4 Investment Risks Warren Buffett Says You Should Not Take
What does risk mean to you...and Warren Buffett?
If you ask the average person, they’re likely to say the probability of losing money. If you ask most financial professionals, they’ll probably equate risk with volatility of returns. (While these may sound similar, they’re not exactly the same thing.) For example.
In his most recent annual letter to shareholders, Buffett wrote:
“Volatility is far from synonymous with risk… If the investor…fears price volatility, erroneously viewing it as a measure of risk, he may, ironically, end up doing some very risky things.”

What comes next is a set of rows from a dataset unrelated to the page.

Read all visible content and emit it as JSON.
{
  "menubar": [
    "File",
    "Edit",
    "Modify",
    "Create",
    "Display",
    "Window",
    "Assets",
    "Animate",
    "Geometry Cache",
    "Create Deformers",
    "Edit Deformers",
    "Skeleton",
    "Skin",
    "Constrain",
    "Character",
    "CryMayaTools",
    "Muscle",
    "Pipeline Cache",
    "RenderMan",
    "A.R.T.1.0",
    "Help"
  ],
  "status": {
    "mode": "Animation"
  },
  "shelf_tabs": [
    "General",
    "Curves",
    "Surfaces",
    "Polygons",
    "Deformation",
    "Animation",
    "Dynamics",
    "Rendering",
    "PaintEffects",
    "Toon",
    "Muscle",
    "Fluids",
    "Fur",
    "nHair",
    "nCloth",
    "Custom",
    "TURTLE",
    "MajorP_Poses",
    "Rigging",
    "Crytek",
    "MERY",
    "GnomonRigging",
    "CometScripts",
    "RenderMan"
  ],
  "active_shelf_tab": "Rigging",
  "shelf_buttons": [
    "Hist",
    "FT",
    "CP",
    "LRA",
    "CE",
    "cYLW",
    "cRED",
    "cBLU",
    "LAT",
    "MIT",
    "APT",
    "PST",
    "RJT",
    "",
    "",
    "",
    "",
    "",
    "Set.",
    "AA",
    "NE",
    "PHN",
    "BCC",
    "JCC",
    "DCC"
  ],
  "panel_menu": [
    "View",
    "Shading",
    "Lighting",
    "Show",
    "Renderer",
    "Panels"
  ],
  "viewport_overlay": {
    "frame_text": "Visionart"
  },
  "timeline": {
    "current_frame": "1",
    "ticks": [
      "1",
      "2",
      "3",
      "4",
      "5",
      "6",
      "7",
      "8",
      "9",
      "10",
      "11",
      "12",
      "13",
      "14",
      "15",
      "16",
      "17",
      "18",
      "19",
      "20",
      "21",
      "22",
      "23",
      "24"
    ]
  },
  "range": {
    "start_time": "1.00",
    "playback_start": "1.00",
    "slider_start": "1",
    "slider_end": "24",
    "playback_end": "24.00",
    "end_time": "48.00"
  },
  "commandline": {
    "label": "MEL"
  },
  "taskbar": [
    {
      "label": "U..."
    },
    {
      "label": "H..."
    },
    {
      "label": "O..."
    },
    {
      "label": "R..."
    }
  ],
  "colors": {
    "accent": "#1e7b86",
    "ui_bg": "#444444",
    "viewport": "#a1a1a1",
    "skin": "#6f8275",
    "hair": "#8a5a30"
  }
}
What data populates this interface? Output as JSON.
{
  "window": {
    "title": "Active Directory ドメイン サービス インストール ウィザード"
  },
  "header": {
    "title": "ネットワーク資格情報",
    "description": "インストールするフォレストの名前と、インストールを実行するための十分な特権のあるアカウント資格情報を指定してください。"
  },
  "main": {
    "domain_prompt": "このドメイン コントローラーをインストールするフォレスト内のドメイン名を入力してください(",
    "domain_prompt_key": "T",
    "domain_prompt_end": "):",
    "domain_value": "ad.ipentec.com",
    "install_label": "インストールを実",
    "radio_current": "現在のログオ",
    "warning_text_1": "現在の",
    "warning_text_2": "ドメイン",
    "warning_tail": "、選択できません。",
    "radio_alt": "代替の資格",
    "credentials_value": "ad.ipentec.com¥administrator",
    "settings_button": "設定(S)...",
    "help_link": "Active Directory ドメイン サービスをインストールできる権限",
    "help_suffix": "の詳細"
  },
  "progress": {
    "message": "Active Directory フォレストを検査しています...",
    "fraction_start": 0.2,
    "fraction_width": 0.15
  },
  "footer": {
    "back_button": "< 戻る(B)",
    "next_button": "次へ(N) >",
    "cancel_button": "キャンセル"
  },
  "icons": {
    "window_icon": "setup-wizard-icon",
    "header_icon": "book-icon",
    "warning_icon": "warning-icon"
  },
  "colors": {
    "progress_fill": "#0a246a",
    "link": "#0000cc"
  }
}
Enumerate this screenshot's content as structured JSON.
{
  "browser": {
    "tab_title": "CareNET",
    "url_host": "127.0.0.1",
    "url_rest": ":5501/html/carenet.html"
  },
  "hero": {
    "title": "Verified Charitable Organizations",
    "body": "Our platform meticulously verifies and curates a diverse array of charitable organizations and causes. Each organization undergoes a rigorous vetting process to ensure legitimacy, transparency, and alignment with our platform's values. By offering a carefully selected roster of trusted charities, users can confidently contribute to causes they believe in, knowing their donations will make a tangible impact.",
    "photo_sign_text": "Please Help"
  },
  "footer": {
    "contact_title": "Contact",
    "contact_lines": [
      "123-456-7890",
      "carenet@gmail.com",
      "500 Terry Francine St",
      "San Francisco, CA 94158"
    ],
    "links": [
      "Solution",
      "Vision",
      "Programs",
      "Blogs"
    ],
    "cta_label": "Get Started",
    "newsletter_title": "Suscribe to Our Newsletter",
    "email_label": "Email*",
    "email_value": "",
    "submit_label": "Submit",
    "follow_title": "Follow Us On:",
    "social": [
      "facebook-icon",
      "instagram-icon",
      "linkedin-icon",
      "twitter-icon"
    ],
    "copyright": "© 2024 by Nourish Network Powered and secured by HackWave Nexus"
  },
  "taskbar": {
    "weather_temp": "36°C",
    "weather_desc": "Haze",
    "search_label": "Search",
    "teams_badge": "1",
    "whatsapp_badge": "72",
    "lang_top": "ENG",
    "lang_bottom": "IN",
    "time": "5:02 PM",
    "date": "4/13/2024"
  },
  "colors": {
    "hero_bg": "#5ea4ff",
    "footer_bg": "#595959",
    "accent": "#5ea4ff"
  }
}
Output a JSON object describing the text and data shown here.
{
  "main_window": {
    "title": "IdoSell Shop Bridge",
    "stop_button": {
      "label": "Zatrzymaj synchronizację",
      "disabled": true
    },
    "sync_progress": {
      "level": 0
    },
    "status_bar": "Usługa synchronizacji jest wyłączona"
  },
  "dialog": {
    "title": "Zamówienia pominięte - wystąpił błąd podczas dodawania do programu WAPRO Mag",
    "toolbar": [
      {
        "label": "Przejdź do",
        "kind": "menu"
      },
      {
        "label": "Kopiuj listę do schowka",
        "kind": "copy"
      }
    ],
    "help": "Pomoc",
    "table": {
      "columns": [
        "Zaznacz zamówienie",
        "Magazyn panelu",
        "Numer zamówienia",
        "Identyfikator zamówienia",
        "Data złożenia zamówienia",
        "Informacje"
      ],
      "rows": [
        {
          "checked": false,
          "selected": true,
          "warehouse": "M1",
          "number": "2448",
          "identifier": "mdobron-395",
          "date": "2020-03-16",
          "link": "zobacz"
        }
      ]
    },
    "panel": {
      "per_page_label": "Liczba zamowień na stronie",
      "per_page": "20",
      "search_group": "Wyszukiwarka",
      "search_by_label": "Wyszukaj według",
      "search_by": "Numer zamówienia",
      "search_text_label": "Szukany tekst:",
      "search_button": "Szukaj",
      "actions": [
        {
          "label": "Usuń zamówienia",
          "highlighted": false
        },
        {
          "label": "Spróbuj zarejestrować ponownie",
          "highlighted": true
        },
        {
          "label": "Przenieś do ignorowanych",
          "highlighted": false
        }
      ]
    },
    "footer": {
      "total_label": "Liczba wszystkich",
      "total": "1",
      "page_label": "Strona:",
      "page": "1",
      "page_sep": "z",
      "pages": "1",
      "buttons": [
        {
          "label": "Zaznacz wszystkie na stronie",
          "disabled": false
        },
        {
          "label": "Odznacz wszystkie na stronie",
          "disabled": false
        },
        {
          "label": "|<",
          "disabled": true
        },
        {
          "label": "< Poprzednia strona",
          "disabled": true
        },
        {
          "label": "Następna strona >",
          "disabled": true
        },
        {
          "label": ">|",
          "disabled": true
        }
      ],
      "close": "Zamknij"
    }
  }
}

Many people keep most or even all of the long term money in cash because they're afraid of market volatility. Buffett admits that “owning equities for a day or a week or a year is far riskier (in both nominal and purchasing-power terms) than leaving funds in cash-equivalents,” but he argues that over the long term, “a diversified equity portfolio, bought over time, will prove far less risky than dollar-based securities.” That’s because in the long run, the erosion of the value of your money due to inflation is much more devastating that the short term fluctuations in the stock market.
Average money-market rates are less than a tenth of a percentage point while the average inflation rate last year was 1.6%. That means, the real value of your cash is decreasing by about 1.5% a year. In the short run, that’s a lot less than what you could lose in stocks but in 10 years, your money will have lost almost a quarter of its purchasing power. Compare that to the S&P 500, a selection of 500 of the largest companies in the US, which more than doubled with dividends reinvested over the last 10 years despite the financial crisis in 2008.
2) Not being adequately diversified.
Another mistake is people having too much in one stock. Often its their employer's stock or the stock received in exchange of a sold company. Sometimes it’s a majority or even all of their money in one stock. There are lots of different reasons. They may know and trust their employer and don’t understand or trust their other options. This stock may have been performing particularly well. The employer stock may be one option out of several in their retirement plan and by spreading their money around, they may inadvertently put too much in their employer stock. They may have acquired the stock as a gift or inheritance or from options, grants, or an employee stock purchase plan and they don’t know what to do with it.
Regardless of the reason, any individual stock (no matter how good the company) is inherently very risky. Unlike what Buffett calls a “diversified equity portfolio” an individual stock can go to zero and never come back. That’s not volatility. That’s a permanent loss of purchasing power.
Bottom Line: Make sure you own a larger number of individual stocks in a a variety of industries or stick to broad-based mutual funds or ETFs that diversify the money for you.
Although not thought often as such, this is one of the most common investor mistakes. How many times have you heard people say that they know the market will decline and are waiting until then to jump in. Yes, it’s true that the market will decline at some point. The problem is that no one knows when.
“Anything can happen anytime in markets. And no advisor, economist, or TV commentator – and definitely not Charlie nor I – can tell you when chaos will occur. Market forecasters will fill your ear but will never fill your wallet.”Bottom Line: Instead of trying to time the market (which even Warren Buffett doesn't try to do), make sure you have adequate time IN the market, as that is what matters most.
Instead of trying to time the market, others try to beat it by trading stocks they believe will outperform the market as a whole. This belief can be strengthened if an investor has one or more lucky trades. In many of these situations, the investor mistakes a rising market for his or her investing prowess.
However, many economists believe that the stock market is essentially efficient, which means that it’s extremely difficult if not virtually impossible to beat over the long run. Even if you don’t subscribe to this theory, it’s noteworthy that the vast majority of professional mutual fund managers consistently under-perform the market. Even the few that do outperform over a given time period are actually less likely than average to do so over the next same time period. In other words, any out-performance may be due to luck, exactly what the economists would have predicted.
So if not higher performance, what does all this trading produce? One study found that all this trading costs the average mutual fund about 1.44% per year. That loss comes out of your pocket but is not included in any of the fees reported by mutual funds.
Bottom Line: If professional investment managers, many from top business schools, with access to cutting-edge research and teams of research analysts working for them are unable to consistently beat the market, what makes you think you can? Instead of actively trying to beat the market, limit your trading to making sure your portfolio matches your time frame and risk tolerance, harvest tax losses to offset taxable gains, or switch from higher cost funds to lower cost funds.